Оправданы ли тем не менее те суровые обвинения в уходе от практических
дел в слова, которые критики выдвигают против Горбачева? Ведь даже для них
он остается прежде всего человеком неоспоримо свершенного Дела: для одних -
"наломавшим дров", разрушившим "великое государство", для других -
осуществившим грандиозную реформу. Не он ли - автор решительных
формулировок: "неделание - это преступление. Пусть ошибки в делании, когда
люди хотя бы стремятся что-то сделать!" Он - безусловный сторонник
наполеоновского: "сначала ввязаться в драку, а там будет видно" и
одновременно стихийный изобретатель формулы, которая стала девизом адептов
современной экономики: "делать, думать, учиться!"
В каждом из этих утверждений есть доля истины. Однако стоило бы
наложить очевидные особенности натуры Горбачева на кальку времени,
хронологию его проекта. Как и положено любой революции, у перестройки был
свой митинговый, трибунный этап. Трудно было бы найти для него лучшего
лидера, чем Горбачев. Но как только революция начала перерастать в реформу,
понадобились иные, тоже, кстати, в значительной степени присущие ему
качества: политического стратега и аппаратного тактика, знатока
государственно-партийной машины и хозяйственника (к сожалению, советского
толка).
Однако больше, чем от личных, положительных или отрицательных, качеств
лидера перестройки, ее успех зависел на новом этапе от двух факторов:
наличия спаянной команды и эффективного механизма управления государством. О
плачевной судьбе команды, точнее, нескольких сменивших друг друга составов,
речь пойдет впереди. Что же до механизма управления страной и процессами,
развернувшимися в ней, нельзя забывать: взрыватель, в известном смысле, был
заложен в саму конструкцию, ибо задуманная реформа не могла осуществиться
без демонтажа главной опоры системы - властного партийного аппарата. Поэтому
пользоваться рычагами этой хорошо отлаженной машины Горбачев мог только в
течение ограниченного времени, пока она его слушалась. Налегая на
успокаивающие номенклатуру слова, генсек-президент делал-таки "обманные
петли" в расчете на то, что количество накапливающихся в обществе перемен
успеет перевалить рубеж нового качества.
С механизмом управления не возникало проблем, пока он созревал для
подлинно реформаторского замысла и еще не было четкого представления, куда
нацелить эту махину. Когда же он сформулировал для себя концепцию и
стратегическую цель реформы и сокрушение всевластия аппарата стало одним из
приоритетов, то, что могло служить орудием осуществления реформы,
превратилось в ее тормоз и главную силу сопротивления.
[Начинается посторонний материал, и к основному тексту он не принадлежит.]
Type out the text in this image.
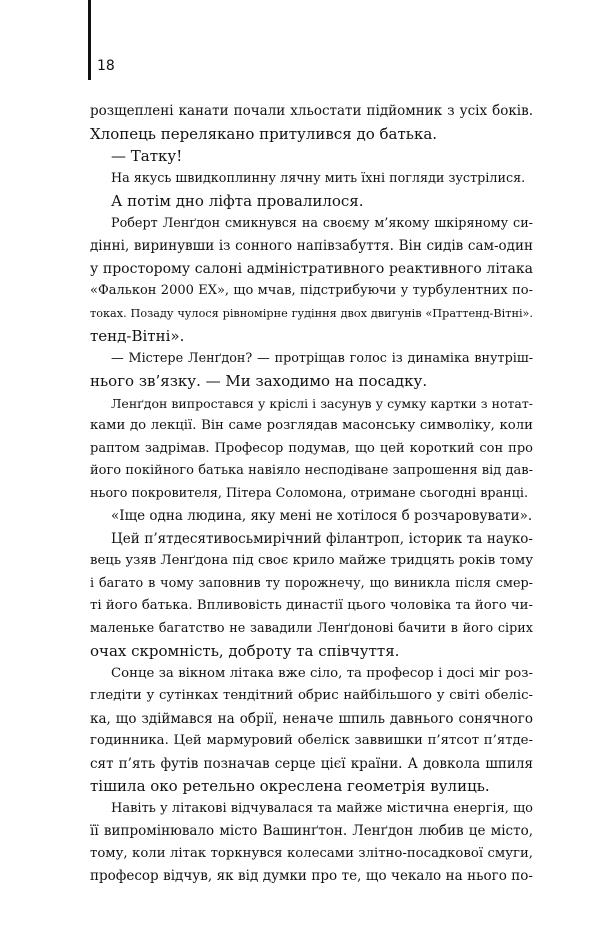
18
розщеплені канати почали хльостати підйомник з усіх боків.
Хлопець перелякано притулився до батька.
— Татку!
На якусь швидкоплинну лячну мить їхні погляди зустрілися.
А потім дно ліфта провалилося.
Роберт Ленґдон смикнувся на своєму м’якому шкіряному си-
дінні, виринувши із сонного напівзабуття. Він сидів сам-один
у просторому салоні адміністративного реактивного літака
«Фалькон 2000 ЕХ», що мчав, підстрибуючи у турбулентних по-
токах. Позаду чулося рівномірне гудіння двох двигунів «Праттенд-Вітні».
тенд-Вітні».
— Містере Ленґдон? — протріщав голос із динаміка внутріш-
нього зв’язку. — Ми заходимо на посадку.
Ленґдон випростався у кріслі і засунув у сумку картки з нотат-
ками до лекції. Він саме розглядав масонську символіку, коли
раптом задрімав. Професор подумав, що цей короткий сон про
його покійного батька навіяло несподіване запрошення від дав-
нього покровителя, Пітера Соломона, отримане сьогодні вранці.
«Іще одна людина, яку мені не хотілося б розчаровувати».
Цей п’ятдесятивосьмирічний філантроп, історик та науко-
вець узяв Ленґдона під своє крило майже тридцять років тому
і багато в чому заповнив ту порожнечу, що виникла після смер-
ті його батька. Впливовість династії цього чоловіка та його чи-
маленьке багатство не завадили Ленґдонові бачити в його сірих
очах скромність, доброту та співчуття.
Сонце за вікном літака вже сіло, та професор і досі міг роз-
гледіти у сутінках тендітний обрис найбільшого у світі обеліс-
ка, що здіймався на обрії, неначе шпиль давнього сонячного
годинника. Цей мармуровий обеліск заввишки п’ятсот п’ятде-
сят п’ять футів позначав серце цієї країни. А довкола шпиля
тішила око ретельно окреслена геометрія вулиць.
Навіть у літакові відчувалася та майже містична енергія, що
її випромінювало місто Вашинґтон. Ленґдон любив це місто,
тому, коли літак торкнувся колесами злітно-посадкової смуги,
професор відчув, як від думки про те, що чекало на нього по-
Многие из тех, кто поначалу разделял замысел перестройки, сегодня
обвиняют Горбачева в том, что он разрушил, спалил старое здание, которое еще
худо-бедно могло послужить, не построив вместо него нового жилища. Но,
во-первых, ни другого места для этой постройки, кроме занятого прежней, ни
другого строительного материала, кроме элементов старых конструкций и
скреплявших их и исправно служивших прежней власти "винтиков", у него не
было. Во-вторых, еще только нарождавшаяся к тому времени политическая и
профессиональная элита - будущая номенклатура - не собиралась упускать
возникший шанс и отнюдь не горела желанием из одного только чувства
благодарности добровольно и бесплатно обслуживать президента после того, как
отпала необходимость в подневольном труде на генсека.
Руководители союзных республик, кстати, недвусмысленно дали это понять
уже весной 1990 года, когда ему понадобилась их поддержка при голосовании на
II Съезде народных депутатов вопроса о введении поста Президента СССР. Тогда
от их имени выступил Нурсултан Назарбаев, потребовавший ввести президентскую
модель и в республиках, чтобы "снять уже наметившиеся противоречия между
идеей президентства и стремлением республик к расширению своей
самостоятельности".
Вспоминая о навязанной ему тогда "торговле", Михаил Сергеевич удрученно
признает: "Не буду скрывать, в мои расчеты, конечно же, не входило создание
президентских постов в союзных республиках. Это наполовину обесценивало все
приобретения, которые мы связывали с повышением авторитета центральной
власти. Соглашаясь дать Москве дополнительные прерогативы, республики тут же
требовали "своей доли". Но делать было нечего... Поистине тогда (в который
раз!) я убедился, что политика есть "искусство возможного"".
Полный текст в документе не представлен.